Le Québec et l'Ontario craignent que leurs importantes réductions d'émissions de gaz à effet de serre donnent un passe-droit à l'Alberta, qui pourra en profiter pour augmenter substantiellement les siennes, et ce, avec la complicité d'Ottawa.

Transportant leur colère à Copenhague, en marge de la conférence sur le climat, les gouvernements Charest et McGuinty ont exhorté le fédéral à lutter avec plus de vigueur contre les changements climatiques, hier, lui enjoignant de revoir à la hausse son objectif de réduction des émissions à l'horizon 2020.

 

Le cas contraire, tous les efforts des deux plus importantes provinces au pays seront annulés par le laxisme de certaines autres, nommément l'Alberta et la Saskatchewan, ont-ils fait valoir.

«L'ambition des uns ne peut être un laissez-passer pour les autres, a lancé la ministre québécoise de l'Environnement, Line Beauchamp. Le Canada doit et peut avoir une cible plus ambitieuse.»

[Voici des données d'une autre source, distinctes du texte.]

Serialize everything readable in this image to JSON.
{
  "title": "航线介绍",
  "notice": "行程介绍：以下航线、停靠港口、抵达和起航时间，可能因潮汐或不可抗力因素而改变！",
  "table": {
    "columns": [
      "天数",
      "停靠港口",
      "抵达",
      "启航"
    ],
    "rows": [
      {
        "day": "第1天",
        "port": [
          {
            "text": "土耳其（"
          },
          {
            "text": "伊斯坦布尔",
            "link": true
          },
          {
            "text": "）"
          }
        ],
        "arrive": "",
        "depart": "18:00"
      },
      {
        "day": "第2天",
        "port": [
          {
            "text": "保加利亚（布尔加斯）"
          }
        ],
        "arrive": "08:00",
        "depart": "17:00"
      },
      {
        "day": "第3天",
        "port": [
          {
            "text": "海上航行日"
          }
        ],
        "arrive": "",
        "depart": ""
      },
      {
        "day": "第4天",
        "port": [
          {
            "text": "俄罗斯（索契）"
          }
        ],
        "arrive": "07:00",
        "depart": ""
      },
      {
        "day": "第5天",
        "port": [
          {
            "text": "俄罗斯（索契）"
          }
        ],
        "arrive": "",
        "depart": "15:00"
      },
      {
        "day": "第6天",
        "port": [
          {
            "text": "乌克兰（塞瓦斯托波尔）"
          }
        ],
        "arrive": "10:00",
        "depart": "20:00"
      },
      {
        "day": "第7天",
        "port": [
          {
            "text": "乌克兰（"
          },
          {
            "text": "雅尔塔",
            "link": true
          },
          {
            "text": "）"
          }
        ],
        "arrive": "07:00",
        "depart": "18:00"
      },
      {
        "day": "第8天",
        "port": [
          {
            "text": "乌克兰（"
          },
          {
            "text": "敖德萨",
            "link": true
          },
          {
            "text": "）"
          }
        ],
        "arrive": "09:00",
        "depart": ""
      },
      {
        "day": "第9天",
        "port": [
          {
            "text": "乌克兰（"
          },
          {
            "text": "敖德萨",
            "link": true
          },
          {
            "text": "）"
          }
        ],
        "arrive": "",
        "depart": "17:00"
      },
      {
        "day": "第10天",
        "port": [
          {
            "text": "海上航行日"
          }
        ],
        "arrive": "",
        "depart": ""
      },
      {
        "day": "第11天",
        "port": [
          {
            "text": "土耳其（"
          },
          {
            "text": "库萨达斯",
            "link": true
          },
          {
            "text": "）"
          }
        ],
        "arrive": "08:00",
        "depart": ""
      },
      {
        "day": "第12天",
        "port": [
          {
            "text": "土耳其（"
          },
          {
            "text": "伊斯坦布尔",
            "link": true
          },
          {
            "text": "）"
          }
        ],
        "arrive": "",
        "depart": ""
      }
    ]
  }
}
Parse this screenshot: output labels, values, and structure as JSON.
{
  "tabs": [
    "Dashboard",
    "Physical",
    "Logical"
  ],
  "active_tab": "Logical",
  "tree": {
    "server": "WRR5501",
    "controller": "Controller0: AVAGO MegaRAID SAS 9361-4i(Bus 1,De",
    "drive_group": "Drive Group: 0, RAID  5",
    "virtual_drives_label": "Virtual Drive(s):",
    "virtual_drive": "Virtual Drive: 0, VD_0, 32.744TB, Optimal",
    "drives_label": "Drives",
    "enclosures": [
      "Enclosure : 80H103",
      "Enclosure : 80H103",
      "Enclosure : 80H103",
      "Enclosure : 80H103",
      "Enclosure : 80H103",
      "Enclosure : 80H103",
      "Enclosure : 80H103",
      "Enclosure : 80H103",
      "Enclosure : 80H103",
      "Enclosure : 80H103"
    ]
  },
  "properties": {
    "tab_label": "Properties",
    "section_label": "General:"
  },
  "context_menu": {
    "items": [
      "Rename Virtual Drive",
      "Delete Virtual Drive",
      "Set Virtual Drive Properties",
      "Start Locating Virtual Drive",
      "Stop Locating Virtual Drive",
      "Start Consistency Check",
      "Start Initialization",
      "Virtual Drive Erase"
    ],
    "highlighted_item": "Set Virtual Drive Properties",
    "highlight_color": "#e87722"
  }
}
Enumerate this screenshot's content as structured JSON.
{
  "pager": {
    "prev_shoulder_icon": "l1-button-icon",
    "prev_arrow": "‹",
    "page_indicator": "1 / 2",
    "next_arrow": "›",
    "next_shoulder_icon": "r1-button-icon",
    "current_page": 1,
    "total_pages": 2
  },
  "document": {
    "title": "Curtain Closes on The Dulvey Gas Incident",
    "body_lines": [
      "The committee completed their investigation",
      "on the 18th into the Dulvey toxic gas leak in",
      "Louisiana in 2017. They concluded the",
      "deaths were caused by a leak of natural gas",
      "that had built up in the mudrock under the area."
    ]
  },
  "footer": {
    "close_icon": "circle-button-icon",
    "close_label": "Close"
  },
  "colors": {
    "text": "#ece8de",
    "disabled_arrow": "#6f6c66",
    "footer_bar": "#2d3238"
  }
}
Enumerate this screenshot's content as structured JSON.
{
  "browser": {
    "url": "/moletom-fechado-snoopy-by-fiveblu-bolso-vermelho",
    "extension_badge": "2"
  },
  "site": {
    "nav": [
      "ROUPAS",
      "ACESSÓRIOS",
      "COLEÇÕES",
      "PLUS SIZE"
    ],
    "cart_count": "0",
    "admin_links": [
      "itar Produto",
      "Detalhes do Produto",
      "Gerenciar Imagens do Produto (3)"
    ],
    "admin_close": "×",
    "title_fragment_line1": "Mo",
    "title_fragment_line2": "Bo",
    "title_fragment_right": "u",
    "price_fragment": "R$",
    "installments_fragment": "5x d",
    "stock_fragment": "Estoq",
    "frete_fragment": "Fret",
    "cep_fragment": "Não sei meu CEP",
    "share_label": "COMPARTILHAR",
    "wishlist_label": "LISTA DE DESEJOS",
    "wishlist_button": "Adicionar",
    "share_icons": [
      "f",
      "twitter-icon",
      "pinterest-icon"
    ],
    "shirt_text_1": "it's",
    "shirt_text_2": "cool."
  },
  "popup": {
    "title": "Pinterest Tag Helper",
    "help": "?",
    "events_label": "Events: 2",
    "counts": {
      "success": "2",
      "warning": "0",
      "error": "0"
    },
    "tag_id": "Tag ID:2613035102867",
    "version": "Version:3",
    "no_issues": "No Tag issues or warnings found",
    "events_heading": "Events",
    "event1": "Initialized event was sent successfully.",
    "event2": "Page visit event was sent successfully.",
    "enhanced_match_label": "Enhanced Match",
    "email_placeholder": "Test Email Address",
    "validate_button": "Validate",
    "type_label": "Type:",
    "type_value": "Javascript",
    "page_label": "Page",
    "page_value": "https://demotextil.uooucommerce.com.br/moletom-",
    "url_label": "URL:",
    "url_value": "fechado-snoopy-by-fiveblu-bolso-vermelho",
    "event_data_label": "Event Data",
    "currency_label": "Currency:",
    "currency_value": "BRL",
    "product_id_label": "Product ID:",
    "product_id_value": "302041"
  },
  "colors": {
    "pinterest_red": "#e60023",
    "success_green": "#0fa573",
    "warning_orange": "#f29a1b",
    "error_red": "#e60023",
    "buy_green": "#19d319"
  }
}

Si la ministre Beauchamp s'est gardée d'attaquer directement le gouvernement Harper, se contentant de l'inciter à en faire plus, son homologue ontarien, John Gerretsen, est allé plus loin en reconnaissant que la position de son pays était «une source d'embarras» à l'occasion des rencontres internationales.

«Comme Canadiens, c'est sûr que chaque prix fossile (ce prix remis quotidiennement par les écologistes internationaux au pays ayant le plus nui aux négociations) est une source d'embarras», a-t-il lâché.

Injustice

La conférence de presse organisée en soirée, hier, avait pour objectif de souligner la «grande collaboration» du Québec et de l'Ontario dans la lutte contre les changements climatiques, ainsi que leurs cibles respectives de 20% et 15% de réduction de leurs émissions. Mais il n'a fallu qu'une question des journalistes pour réveiller la colère des ministres contre Ottawa, qui ne propose qu'une réduction de 3% des émissions sous leur niveau de 1990 (20% sous leur niveau de 2006).

D'abord, parce que les deux provinces considèrent que la timide cible du fédéral à l'horizon 2020 permet aux provinces pétrolières d'accroître leurs émissions au cours des prochaines décennies. Ensuite, car Ottawa entend réduire les émissions par rapport à leur niveau de 2006, plutôt que celui de 1990, comme le reste de la communauté internationale.

Cela est vu comme une injustice, particulièrement pour le Québec, car on laisse ainsi entendre que les réductions faites par les industries avant 2006 ne comptent pas et ne seront donc pas prises en compte dans une future Bourse du carbone.

«Nous pensons tous les deux qu'il est important que le gouvernement fédéral reconnaisse les efforts faits avant 2006», a indiqué Mme Beauchamp.